- Origin: United States
- Genres: Dance-pop
- Years active: 1986–present
- Labels: CBS, Public, Jupiter Records

= William Pitt (singer) =

American born pop singer

William Pitt (William Frederick Pate) is an American-born pop singer whose single "City Lights" became a hit in several European countries in 1987.

==Biography==
William Pitt started singing and playing guitar in 1955 when he acquired a Sears Roebuck Harmony guitar. During the 1980s, while living in Paris, William Pitt was signed to a record deal by music producer Pascal Wüthrich.
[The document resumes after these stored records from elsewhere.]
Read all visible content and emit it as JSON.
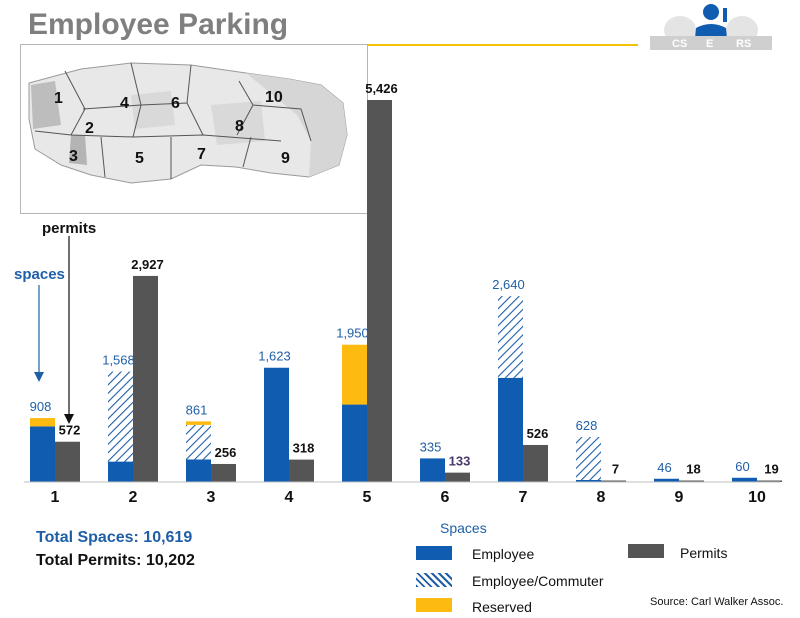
{
  "title": "Employee Parking",
  "logo": {
    "text_left": "CS",
    "text_mid": "E",
    "text_right": "RS"
  },
  "map": {
    "zone_labels": [
      "1",
      "2",
      "3",
      "4",
      "5",
      "6",
      "7",
      "8",
      "9",
      "10"
    ]
  },
  "annotations": {
    "permits": "permits",
    "spaces": "spaces"
  },
  "totals": {
    "spaces": "Total Spaces: 10,619",
    "permits": "Total Permits:  10,202"
  },
  "legend": {
    "title": "Spaces",
    "employee": "Employee",
    "commuter": "Employee/Commuter",
    "reserved": "Reserved",
    "permits": "Permits"
  },
  "source": "Source: Carl Walker Assoc.",
  "colors": {
    "employee": "#0f5cb0",
    "permits": "#555555",
    "reserved": "#fdbb12",
    "commuter": "#1f5fa8",
    "title": "#7f7f7f",
    "accent": "#f2c200"
  },
  "chart_data": {
    "type": "bar",
    "categories": [
      "1",
      "2",
      "3",
      "4",
      "5",
      "6",
      "7",
      "8",
      "9",
      "10"
    ],
    "space_labels": [
      "908",
      "1,568",
      "861",
      "1,623",
      "1,950",
      "335",
      "2,640",
      "628",
      "46",
      "60"
    ],
    "permit_labels": [
      "572",
      "2,927",
      "256",
      "318",
      "5,426",
      "133",
      "526",
      "7",
      "18",
      "19"
    ],
    "series": [
      {
        "name": "Employee",
        "values": [
          790,
          290,
          320,
          1623,
          1100,
          335,
          1480,
          18,
          46,
          60
        ]
      },
      {
        "name": "Employee/Commuter",
        "values": [
          0,
          1278,
          491,
          0,
          0,
          0,
          1160,
          610,
          0,
          0
        ]
      },
      {
        "name": "Reserved",
        "values": [
          118,
          0,
          50,
          0,
          850,
          0,
          0,
          0,
          0,
          0
        ]
      },
      {
        "name": "Permits",
        "values": [
          572,
          2927,
          256,
          318,
          5426,
          133,
          526,
          7,
          18,
          19
        ]
      }
    ],
    "ylim": [
      0,
      5426
    ],
    "legend_position": "bottom-right"
  }
}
William Pitt's single "City Lights" became a hit on its first release in France, in 1986. After this, it became a hit in several other European countries following a re-release in 1987. In the Netherlands, "City Lights" reached the Top 20. The song was a disco hit in Italy during the summer of 1986, and reached the charts in 1987, peaking at 17. William Pitt's follow-up single "Funny Girl" only made it to the lower regions of the German and Belgium charts. A comeback single was released in 1990.

==Discography==
===Singles===

Year: Title; Peak chart positions
AUT: BEL; FRA; GER; NLD; SPA; SWI; UK
1986: "City Lights"; —; —; 47; —; —; —; —; —
1987: "City Lights" (re-release); 16; 14; —; 15; 15; 5; 13; 94
"Funny Girl": —; 15; —; 64; —; —; —; —
1990: "Such a Lonely Night (I'm Crazy to Leave You)"; —; —; —; —; —; —; —; —
"—" denotes releases that did not chart.